The Dunning-Kruger effect describes a cognitive bias where people with low ability in a task overestimate their ability to perform that task well. Consumers or businesses that do not possess the requisite knowledge make bad decisions. What’s more, knowledge gaps prevent the person or business from seeing their mistakes.
Understanding the Dunning-Kruger effect
The Dunning-Kruger effect was first coined by psychologists David Dunning and Justin Kruger in 1999. They argued that the scope of a person’s ignorance is often invisible to them – particularly in fields where they are underqualified. Dunning and Kruger called this meta-ignorance, or ignorance of ignorance, which can lead to individuals overestimating their abilities.
This ignorance also extends to other people. A person who is ignorant of their own shortcomings may simultaneously believe their ability is superior to others. This is in direct contrast to a person with true ability in their chosen field. With increased knowledge, they are humbled by how much they are yet to learn. Indeed, the only way that an ignorant person will acknowledge their lack of ability is when they are alerted to the fact through education.
The Dunning-Kruger effect in business
The Dunning-Kruger effect can also affect businesses, particularly when new products or concepts are introduced into the market. For example, the introduction of digital currency and blockchain technology resulted in the rapid formation of many new entrepreneurial companies. Unfortunately, many lacked the required knowledge and awareness to understand their mistakes before it impacted on their viability.
This initial overconfidence can also affect businesses that are unwilling to take the educated advice of other professionals. Legal representation, accounting, and financial planning are tasks that some businesses attempt to save money or because they genuinely believe they have the required skills. Of course, the consequences of doing so are often financially disastrous.
Addressing the Dunning-Kruger effect in practice
Since individuals and businesses are largely ignorant of the Dunning-Kruger effect, it can be helpful to pause and reflect during day-to-day decision making. The following points may help stop the effect before it inflicts further damage.
- Evaluate all company processes critically. In other words, is there a better, more efficient, or more economical way of doing things? Would a change in supply chain management yield higher profits? What about a change in payroll systems?
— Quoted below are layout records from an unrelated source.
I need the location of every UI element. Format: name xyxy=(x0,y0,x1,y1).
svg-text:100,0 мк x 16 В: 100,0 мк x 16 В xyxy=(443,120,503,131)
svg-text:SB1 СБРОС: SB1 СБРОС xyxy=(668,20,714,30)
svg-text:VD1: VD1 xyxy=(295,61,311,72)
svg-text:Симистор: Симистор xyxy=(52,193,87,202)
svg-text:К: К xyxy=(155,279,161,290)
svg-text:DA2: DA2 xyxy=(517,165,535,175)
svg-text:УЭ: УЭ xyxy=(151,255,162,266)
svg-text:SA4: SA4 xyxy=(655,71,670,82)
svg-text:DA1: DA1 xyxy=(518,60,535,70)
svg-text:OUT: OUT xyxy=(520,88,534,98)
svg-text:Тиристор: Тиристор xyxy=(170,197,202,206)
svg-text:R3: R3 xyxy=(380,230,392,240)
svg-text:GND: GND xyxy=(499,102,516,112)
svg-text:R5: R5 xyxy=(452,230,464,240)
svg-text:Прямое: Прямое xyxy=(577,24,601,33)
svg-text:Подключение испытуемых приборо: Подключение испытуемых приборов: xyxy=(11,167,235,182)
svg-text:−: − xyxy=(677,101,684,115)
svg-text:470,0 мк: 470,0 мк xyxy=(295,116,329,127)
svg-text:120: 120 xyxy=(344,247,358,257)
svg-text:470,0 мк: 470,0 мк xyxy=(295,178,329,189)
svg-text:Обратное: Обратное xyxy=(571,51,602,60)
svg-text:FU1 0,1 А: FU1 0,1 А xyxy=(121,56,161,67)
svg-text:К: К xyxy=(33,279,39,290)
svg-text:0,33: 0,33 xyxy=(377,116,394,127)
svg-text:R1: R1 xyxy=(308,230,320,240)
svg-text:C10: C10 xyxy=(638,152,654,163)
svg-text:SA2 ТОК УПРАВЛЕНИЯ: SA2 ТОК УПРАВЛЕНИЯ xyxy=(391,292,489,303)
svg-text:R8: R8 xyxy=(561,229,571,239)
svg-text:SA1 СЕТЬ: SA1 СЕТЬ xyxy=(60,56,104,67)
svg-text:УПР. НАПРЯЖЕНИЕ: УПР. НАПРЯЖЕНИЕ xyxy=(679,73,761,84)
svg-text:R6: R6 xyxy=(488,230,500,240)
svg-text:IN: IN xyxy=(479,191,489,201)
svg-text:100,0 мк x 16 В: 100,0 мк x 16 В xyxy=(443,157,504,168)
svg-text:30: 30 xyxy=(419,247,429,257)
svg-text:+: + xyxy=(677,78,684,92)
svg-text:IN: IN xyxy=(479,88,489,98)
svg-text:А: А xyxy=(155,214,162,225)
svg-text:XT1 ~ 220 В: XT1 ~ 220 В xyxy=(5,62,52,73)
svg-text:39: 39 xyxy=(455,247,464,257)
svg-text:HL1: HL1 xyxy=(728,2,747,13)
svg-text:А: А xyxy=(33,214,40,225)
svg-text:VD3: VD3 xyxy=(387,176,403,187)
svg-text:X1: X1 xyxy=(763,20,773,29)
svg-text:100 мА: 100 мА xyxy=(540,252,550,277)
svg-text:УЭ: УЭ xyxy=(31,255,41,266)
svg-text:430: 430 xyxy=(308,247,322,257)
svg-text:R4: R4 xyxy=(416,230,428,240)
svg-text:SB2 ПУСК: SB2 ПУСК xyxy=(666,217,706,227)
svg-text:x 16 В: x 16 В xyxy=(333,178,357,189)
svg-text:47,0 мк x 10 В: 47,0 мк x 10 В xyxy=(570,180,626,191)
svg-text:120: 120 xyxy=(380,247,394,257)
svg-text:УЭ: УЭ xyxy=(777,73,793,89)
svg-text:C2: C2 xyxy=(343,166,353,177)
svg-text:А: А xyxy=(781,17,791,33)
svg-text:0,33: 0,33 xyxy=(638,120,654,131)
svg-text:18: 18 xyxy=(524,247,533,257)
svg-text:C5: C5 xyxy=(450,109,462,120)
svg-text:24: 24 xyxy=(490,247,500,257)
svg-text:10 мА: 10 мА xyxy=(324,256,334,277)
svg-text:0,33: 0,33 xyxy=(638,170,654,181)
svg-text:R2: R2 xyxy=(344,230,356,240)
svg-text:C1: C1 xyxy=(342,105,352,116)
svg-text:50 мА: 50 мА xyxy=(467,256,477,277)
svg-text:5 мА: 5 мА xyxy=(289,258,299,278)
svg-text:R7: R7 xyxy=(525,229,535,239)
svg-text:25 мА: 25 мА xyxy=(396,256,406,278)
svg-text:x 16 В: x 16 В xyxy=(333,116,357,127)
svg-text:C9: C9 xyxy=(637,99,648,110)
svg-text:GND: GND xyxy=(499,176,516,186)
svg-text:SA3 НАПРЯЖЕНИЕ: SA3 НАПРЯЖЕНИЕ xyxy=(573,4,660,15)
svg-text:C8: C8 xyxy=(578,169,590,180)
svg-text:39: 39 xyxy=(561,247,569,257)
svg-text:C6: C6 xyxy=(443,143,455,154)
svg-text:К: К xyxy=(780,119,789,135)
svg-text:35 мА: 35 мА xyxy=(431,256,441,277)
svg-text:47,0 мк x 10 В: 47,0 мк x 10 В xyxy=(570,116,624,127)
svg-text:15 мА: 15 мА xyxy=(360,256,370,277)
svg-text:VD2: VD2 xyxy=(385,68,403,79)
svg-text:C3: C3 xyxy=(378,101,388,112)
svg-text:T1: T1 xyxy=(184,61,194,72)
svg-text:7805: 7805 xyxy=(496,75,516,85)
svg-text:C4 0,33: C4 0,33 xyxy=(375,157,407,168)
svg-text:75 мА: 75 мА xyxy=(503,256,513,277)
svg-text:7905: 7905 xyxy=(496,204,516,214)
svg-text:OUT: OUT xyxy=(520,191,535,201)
- Consider workplace culture. Managers should put themselves in their employee’s shoes and assess what kind of leadership they provide. Are they approachable, reasonable, fair, and open to solving problems? Would a leadership course broaden their leadership skills?
- Evaluate the business to consumer relationship. Businesses should ask themselves what they are like to work with from the customer perspective. Is online and offline communication professional and attentive? Does the business listen to and implement customer recommendations?
Ultimately, the Dunning-Kruger effect can be overcome with humility and critical thinking. Businesses and individuals who challenge their own assumptions will at worst come away better equipped to improve themselves and their processes.
- The Dunning-Kruger Effect describes the phenomenon in which low competence individuals or businesses lack the ability to recognize such incompetence.
- A core component of the Dunning-Kruger effect is meta–ignorance, or ignorance of one’s ignorance. This leads to an overestimation of ability and in some cases, an underestimation of the abilities of others.
- Critical thinking with the goal of improving is the best way to overcome the Dunning-Kruger effect.